Everything I’m saying here comes from experience. I’ve put these apps through their paces in a real world scenario; nothing was looked at just for this piece, these are all apps I’ve actually used to produce full-length scripts in a professional capacity. Consequently, there are omissions; I’ve never used CeltX, for example, or Montage or a host of other apps that you find when you Google “screenwriting software” but which you’ve never heard of anyone actually using.
Some notes before we start. Firstly, this is just my opinion. I think different apps are right for different writers and sometimes different apps are right for different projects (I have a theory that certain apps actually change the way you write, of which more later). What I’m going to try to do here is to talk about each app’s strengths and weaknesses, so you have a fighting chance of figuring out which one might be best for you.
INDUSTRY STANDARDS: All of the apps I’m talking about will format scripts to industry standard, if that is something you worry about. I don’t really think there is such a thing as industry standard; no exec receives your script and starts measuring the margins with a ruler or checking the font size. Increasingly, at least as far as spec scripts are concerned, a tweak to the formatting can actually be an advantage in making your script stand out from her herd. I wrote about that HERE.
DELIVERY FORMAT: People still seem to worry about screenwriting software being “Final Draft compatible”. All of these apps are but, if you come across one you like that isn’t, I wouldn’t worry about it too much. You don’t deliver Final Draft files (.fdx), you deliver PDFs. (Be suspicious of anyone who insists on .fdx delivery — they either don’t know what they’re talking about or, to draw from bitter experience, they’re already planning to hand your script over to another writer.)
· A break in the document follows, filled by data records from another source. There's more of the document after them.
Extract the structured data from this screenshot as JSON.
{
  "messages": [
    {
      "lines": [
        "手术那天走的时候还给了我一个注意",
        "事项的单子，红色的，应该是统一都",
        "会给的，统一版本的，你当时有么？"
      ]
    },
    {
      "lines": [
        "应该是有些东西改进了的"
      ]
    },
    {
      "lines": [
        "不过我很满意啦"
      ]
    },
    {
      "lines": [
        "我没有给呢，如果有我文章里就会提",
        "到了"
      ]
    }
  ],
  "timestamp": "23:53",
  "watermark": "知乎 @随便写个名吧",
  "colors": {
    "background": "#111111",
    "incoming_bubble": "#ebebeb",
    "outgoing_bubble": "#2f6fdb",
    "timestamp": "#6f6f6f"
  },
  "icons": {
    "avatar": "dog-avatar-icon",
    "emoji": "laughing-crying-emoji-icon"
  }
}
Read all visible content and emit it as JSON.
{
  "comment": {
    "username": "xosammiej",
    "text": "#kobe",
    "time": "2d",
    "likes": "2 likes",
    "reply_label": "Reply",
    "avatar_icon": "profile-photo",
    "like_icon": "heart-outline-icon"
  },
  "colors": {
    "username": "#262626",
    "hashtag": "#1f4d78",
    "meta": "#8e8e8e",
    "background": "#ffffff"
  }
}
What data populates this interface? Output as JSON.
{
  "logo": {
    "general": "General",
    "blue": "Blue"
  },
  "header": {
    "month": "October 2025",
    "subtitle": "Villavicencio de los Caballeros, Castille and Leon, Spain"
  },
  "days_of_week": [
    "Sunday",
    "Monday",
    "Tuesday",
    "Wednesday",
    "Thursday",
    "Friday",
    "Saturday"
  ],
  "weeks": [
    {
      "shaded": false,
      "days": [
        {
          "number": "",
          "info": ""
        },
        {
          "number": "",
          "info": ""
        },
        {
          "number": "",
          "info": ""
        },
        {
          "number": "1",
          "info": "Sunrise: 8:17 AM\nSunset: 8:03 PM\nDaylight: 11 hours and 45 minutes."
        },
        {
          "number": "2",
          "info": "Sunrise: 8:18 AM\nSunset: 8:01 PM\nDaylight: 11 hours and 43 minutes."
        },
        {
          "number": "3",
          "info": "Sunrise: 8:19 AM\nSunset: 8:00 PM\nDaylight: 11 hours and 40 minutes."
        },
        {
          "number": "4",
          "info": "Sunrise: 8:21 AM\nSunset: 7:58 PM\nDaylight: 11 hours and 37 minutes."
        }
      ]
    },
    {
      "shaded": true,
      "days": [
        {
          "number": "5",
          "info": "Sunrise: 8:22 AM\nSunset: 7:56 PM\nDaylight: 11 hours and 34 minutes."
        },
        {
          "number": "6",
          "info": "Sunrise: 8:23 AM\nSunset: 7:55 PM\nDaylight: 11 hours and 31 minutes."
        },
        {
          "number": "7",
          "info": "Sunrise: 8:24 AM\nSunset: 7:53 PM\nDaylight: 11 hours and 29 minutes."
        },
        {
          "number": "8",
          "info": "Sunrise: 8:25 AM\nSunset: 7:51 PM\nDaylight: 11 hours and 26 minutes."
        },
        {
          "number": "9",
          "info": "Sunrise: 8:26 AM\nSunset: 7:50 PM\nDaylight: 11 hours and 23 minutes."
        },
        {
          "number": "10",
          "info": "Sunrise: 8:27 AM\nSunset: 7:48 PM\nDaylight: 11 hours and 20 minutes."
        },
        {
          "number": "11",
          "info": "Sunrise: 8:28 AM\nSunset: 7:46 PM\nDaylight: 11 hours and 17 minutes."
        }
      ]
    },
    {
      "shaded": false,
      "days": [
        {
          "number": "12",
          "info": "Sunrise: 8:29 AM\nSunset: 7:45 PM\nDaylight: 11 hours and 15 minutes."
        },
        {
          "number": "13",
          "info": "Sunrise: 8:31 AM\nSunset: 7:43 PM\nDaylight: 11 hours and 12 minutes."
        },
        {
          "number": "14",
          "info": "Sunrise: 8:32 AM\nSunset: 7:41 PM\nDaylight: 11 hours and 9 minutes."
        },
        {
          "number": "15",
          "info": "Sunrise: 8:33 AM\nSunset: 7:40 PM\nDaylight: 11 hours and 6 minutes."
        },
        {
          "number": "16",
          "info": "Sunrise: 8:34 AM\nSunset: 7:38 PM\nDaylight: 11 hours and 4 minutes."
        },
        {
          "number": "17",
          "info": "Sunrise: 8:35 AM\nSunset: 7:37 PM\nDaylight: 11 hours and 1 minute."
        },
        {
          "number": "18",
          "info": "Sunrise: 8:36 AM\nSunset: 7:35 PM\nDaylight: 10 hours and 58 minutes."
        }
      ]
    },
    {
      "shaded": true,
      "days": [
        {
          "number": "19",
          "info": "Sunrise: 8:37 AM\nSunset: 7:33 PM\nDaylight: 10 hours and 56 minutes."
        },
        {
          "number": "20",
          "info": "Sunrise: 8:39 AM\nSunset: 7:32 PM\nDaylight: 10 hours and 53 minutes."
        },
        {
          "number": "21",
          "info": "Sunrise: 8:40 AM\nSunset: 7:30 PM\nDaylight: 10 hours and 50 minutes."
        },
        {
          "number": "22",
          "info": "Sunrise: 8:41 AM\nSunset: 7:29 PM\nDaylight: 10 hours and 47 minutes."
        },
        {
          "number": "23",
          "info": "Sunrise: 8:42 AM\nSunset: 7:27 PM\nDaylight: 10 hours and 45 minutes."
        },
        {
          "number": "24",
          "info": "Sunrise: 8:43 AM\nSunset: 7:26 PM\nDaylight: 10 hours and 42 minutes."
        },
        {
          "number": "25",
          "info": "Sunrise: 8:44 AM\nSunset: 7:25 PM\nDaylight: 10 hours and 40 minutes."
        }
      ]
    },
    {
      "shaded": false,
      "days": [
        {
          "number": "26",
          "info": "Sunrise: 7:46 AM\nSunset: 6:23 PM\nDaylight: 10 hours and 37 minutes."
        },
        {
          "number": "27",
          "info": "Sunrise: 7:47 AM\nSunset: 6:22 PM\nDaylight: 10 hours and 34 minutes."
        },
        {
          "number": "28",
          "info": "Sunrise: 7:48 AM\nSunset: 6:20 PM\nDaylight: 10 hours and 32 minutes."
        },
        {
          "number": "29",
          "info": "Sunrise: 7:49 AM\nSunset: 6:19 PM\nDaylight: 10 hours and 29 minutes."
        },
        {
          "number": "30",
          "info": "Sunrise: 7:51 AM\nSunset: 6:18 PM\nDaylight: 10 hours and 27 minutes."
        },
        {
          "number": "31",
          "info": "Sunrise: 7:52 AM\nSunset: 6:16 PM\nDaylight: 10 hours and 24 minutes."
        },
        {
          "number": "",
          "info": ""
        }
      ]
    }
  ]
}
FONT: The standard font for screenplays is Courier. Final Draft has its own font which is called Courier Final Draft. If you want your script to instantly look and feel better, use Courier Prime which is free, compatible with all screenwriting software and is just a lot nicer. You can download it for nothing HERE.
I’ve used all of these apps and I’ve become fairly app-agnostic. A key reason for that is that I’ve noticed that different apps actually change how I write. I believe this comes down to how the app encourages you to structure the writing and whether it promotes “flow” or not. It’s kind of a difficult thing to articulate, and it’s very subjective, but certain apps, Slugline, for instance, make the actual writing so easy that I just write and write and scenes stretch out and become very freeform. It’s easy to imagine Greta Gerwig or Richard Linklater or Quentin Tarantino finding Slugline optimal for their approach of writing long and seeing what happens.
That’s really hard to do with an app like Causality and, to a slightly lesser extent Scrivener. These are apps that encourage you to write in snippets, small chunks and beats, and so you end up with something closer to a Christopher Nolan film where you’re packing a lot of story into a much smaller space.
This is one of the reasons why I no longer have one go-to app; I figure out what the project demands, what the challenges are likely to be and then choose the app to suit that. If character is going to be the focus, I’ll go with Slugline or Fade In. If I have to cram a lot of story in and it’s going to be an intricate structure, I’ll look at Causality (with reservations, see below) or Scrivener. Sometimes I’ll cheerfully use a combination of apps. I’ve found that, if you save your work as a Fountain file, you can pretty much move projects and scenes from app to app without too much of a headache.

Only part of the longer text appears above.